Another Netflix price hike? Why one analyst says streaming giant is 'substantially underpriced'

·3-min read

Netflix (NFLX) has faced both positives and negatives in Q3 — from beating subscriber growth estimates to battling backlash over the release Dave Chappelle's comedy special "The Closer."

But at least one analyst seems to think the streaming behemoth is leaving money on the table, with its content slate drawing massive buzz in the face of fierce criticism. On Thursday, the stock spiked to a new record high at $654, with some on Wall Street expecting a test of levels at or near $700.

"Netflix is substantially underpriced versus its value to consumers today," LightShed Partners' Rich Greenfield told Yahoo Finance Live during a recent interview. 

He explained that the average subscription cost — $13.99 for a basic plan (which Netflix upped from $12.99 in February 2021)— is relatively in line with the cost of a movie ticket (a full-price AMC ticket averages $10.50 nationwide.)

"That's just one ticket for one movie," he said. 

"When you think about the fact that the average household is watching well over two hours of Netflix a day — enjoyed by the whole family — with a slate of movies combined with TV series from all over the world, there is a huge amount of opportunity on the pricing side that goes far above the subscriber growth," Greenfield added. 

Still, some analysts are not as bullish on the idea of price increases just yet. 

Jon Christian, founding partner at OnPrem — a global technology firm that works with major entertainment networks to drive content performance — told Yahoo Finance that a more cautious approach to subscription pricing is wise, given the competitive landscape. 

He suggested that Netflix should look at other streaming giants to understand price points relative to content. He suggested that a big question will be "is the amount of content substantial enough to justify a price raise?" 

Santosh Rao, Manhattan Venture Partners head of research, agreed, explaining, "there is a cap now because there is competition."

"We'll see how much it will stick and how elastic it is...but there is a limit to how much [Netflix] can raise," he continued.

Yet Greenfield said that despite the various launches of new streaming platforms — including Paramount+ (VIAC), Peacock (CMCSA) and HBO Max (T) — in addition to the run-up in subscriber figures from Disney+ (DIS) and Hulu, Netflix continues to outperform. 

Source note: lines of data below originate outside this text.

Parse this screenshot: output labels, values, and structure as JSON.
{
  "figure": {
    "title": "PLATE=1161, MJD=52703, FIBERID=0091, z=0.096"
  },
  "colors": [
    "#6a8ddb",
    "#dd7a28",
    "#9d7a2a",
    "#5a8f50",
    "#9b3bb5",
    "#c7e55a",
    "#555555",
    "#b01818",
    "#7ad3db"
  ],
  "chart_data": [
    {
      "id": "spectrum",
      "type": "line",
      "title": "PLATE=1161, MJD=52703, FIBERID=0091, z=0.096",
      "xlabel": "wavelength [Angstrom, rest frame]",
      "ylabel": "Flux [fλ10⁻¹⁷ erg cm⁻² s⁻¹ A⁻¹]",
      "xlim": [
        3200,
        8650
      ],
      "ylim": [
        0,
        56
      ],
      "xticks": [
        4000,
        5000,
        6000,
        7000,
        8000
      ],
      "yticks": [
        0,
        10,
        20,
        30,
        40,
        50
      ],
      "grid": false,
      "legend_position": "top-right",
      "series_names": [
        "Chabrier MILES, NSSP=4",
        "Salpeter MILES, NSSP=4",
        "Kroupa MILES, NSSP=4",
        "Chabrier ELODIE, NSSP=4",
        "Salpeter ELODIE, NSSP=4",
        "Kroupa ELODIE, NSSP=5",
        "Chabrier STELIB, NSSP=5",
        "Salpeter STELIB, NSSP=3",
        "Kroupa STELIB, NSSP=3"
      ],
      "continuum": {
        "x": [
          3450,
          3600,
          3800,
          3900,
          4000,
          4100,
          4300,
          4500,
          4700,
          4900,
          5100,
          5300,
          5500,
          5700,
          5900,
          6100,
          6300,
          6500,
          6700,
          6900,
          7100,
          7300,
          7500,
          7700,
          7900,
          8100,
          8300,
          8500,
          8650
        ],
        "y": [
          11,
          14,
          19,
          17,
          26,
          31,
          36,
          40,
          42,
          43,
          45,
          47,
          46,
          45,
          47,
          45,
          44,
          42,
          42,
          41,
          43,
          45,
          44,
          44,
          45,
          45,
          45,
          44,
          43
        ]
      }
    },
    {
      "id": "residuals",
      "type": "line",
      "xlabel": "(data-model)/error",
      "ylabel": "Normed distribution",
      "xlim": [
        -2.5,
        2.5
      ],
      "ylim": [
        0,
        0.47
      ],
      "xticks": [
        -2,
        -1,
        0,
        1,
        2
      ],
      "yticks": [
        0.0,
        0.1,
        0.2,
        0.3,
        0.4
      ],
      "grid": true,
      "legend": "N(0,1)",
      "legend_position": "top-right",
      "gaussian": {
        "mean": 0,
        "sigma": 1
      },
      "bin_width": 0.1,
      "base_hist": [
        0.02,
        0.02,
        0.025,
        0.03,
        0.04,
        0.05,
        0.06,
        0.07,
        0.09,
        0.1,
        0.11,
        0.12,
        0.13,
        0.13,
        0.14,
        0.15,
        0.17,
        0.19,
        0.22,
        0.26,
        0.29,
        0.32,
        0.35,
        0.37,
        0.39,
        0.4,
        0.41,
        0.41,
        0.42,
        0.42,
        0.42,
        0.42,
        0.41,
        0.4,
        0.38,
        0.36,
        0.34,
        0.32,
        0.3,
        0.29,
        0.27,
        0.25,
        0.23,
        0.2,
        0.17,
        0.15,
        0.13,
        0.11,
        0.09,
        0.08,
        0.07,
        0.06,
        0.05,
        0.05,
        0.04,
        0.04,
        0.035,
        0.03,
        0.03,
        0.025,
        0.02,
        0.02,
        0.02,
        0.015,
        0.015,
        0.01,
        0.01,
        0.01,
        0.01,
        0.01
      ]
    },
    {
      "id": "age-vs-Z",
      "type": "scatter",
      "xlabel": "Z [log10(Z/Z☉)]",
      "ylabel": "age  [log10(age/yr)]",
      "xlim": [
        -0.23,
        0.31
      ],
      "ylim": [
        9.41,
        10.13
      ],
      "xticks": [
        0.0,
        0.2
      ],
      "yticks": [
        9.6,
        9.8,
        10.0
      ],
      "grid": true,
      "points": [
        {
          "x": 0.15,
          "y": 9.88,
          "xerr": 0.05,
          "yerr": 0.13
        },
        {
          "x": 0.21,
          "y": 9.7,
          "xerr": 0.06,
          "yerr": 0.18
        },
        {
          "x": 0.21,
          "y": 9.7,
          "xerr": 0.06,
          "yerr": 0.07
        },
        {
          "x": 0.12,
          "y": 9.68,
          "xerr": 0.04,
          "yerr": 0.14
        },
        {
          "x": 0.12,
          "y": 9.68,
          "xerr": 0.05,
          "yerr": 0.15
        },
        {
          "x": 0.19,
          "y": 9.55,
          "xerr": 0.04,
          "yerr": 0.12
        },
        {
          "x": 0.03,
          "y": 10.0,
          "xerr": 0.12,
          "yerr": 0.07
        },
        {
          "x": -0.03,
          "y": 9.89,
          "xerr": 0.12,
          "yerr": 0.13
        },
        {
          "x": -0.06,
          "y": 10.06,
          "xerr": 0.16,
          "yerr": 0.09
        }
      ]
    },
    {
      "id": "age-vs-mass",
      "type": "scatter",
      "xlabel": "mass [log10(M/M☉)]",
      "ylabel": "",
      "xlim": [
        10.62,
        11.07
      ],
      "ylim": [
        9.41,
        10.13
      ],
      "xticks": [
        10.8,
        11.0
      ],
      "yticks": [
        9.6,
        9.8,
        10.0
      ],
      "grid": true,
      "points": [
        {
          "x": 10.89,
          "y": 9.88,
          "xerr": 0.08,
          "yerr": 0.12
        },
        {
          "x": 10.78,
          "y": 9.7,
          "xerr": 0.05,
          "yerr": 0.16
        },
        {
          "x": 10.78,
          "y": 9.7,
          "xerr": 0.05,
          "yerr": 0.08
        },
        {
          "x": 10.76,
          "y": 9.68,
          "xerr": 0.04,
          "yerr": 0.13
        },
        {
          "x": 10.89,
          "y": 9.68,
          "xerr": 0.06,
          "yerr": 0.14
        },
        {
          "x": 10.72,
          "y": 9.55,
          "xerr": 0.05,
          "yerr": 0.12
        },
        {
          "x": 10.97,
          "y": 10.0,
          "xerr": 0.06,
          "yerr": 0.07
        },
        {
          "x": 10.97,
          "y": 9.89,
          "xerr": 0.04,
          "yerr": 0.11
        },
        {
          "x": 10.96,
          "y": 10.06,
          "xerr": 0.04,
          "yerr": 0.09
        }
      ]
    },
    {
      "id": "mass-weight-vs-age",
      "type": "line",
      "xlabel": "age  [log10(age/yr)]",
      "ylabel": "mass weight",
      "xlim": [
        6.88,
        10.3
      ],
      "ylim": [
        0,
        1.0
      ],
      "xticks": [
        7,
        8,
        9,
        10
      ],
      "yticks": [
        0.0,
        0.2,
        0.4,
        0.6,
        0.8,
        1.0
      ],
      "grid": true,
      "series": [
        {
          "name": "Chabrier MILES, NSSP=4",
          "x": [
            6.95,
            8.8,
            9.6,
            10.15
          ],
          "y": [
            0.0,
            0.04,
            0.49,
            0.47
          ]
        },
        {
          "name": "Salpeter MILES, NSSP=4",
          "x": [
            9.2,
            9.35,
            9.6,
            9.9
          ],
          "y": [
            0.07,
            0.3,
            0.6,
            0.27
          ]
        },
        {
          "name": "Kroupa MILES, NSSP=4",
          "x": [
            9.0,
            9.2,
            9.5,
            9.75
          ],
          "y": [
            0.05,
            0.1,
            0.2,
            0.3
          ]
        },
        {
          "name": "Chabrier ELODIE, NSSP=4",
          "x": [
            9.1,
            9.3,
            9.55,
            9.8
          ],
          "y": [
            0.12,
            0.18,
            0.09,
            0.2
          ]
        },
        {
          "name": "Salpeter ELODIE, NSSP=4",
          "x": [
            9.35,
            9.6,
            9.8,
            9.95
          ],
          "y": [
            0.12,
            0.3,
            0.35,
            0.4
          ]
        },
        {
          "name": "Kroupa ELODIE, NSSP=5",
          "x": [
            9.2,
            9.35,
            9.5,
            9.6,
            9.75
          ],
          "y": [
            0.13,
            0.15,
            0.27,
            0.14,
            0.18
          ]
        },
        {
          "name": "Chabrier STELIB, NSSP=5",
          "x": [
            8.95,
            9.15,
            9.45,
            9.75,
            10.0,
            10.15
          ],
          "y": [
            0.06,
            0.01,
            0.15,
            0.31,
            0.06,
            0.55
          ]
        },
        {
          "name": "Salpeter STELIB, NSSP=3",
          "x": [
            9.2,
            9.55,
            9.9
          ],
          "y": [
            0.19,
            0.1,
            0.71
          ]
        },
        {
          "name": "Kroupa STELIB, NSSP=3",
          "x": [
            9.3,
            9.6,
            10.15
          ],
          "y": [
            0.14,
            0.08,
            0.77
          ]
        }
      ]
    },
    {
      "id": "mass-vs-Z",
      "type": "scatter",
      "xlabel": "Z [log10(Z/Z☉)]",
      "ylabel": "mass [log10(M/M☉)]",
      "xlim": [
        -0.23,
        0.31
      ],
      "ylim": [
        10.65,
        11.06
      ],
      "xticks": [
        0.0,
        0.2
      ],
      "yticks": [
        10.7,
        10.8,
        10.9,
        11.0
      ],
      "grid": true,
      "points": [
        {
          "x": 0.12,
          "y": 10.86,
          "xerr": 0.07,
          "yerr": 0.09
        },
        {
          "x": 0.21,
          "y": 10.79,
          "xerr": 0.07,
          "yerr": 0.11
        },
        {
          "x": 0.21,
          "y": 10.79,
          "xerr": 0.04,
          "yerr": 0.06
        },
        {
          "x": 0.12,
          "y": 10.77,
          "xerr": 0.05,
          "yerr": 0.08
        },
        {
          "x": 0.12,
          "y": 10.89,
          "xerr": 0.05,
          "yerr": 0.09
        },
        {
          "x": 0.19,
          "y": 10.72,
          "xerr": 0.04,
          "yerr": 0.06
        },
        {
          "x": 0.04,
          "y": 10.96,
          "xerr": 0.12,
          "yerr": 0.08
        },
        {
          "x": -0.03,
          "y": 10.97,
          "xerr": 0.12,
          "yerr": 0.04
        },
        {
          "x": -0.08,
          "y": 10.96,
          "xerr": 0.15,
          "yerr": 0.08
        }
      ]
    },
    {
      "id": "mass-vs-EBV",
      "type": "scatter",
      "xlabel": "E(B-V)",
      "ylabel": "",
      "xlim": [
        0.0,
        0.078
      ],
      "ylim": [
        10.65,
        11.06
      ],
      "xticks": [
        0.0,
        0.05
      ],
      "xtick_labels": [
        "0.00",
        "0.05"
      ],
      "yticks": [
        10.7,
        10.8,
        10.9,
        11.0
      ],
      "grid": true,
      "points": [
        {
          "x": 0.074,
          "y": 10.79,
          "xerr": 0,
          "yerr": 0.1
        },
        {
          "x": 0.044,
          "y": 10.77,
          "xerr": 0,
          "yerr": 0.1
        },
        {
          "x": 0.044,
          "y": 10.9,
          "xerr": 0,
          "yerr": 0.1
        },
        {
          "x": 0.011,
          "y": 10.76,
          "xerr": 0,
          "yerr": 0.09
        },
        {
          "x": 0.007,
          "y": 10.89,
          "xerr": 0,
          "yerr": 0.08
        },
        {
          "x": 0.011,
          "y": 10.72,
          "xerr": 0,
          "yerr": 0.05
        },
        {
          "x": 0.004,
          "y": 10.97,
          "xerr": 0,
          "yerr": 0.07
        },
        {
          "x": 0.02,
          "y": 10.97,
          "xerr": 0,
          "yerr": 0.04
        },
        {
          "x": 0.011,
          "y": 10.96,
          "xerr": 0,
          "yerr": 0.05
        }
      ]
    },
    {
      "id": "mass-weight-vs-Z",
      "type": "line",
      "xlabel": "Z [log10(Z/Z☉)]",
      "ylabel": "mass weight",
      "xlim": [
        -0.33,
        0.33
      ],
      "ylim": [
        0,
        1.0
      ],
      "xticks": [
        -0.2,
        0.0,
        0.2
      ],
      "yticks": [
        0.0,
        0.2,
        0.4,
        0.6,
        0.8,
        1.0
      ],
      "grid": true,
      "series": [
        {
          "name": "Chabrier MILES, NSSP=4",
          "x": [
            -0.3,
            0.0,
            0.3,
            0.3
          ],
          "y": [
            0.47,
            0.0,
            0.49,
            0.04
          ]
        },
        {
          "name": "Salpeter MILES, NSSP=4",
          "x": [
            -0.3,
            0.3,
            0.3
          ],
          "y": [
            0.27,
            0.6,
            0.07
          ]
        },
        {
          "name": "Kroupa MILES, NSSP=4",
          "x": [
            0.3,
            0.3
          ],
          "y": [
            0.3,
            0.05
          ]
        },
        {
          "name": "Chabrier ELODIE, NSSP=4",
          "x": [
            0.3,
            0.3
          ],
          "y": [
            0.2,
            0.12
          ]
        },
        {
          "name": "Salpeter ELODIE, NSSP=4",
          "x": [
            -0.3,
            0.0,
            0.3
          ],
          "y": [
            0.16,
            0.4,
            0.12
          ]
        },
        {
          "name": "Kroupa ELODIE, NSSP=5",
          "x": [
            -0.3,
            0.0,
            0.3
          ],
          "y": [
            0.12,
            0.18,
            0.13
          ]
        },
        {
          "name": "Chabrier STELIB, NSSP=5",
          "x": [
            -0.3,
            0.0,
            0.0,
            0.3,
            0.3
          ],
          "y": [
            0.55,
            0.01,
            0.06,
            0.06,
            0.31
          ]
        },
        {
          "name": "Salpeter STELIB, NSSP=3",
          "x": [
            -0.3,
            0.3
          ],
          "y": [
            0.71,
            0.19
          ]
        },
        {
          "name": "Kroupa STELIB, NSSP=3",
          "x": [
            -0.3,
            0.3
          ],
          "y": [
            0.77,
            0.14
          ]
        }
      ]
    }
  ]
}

The analyst cited new data from LightShed Partners that shows nearly half (47%) of all time spent on connected TVs in June 2021 was between Netflix and YouTube (GOOGL). Whereas services like Hulu and Disney+ saw little change from June 2020, despite the surge in subscriber growth. 

"The competition is not hurting Netflix meaningfully," Greenfield said, suggesting that the "second tier" platforms like Peacock and HBO were "eating into" Disney+ and Hulu. "They're not really eating into Netflix and I think that's just a function of the amount of content," he added. 

Meanwhile, Netflix will welcome even more big-name titles and series in the fourth quarter. 

New seasons of some of the platform's most popular shows set for release in the current quarter include "The Witcher," "Tiger King," and "Cobra Kai," — in addition to new movies like "Red Notice" and "Don't Look Up."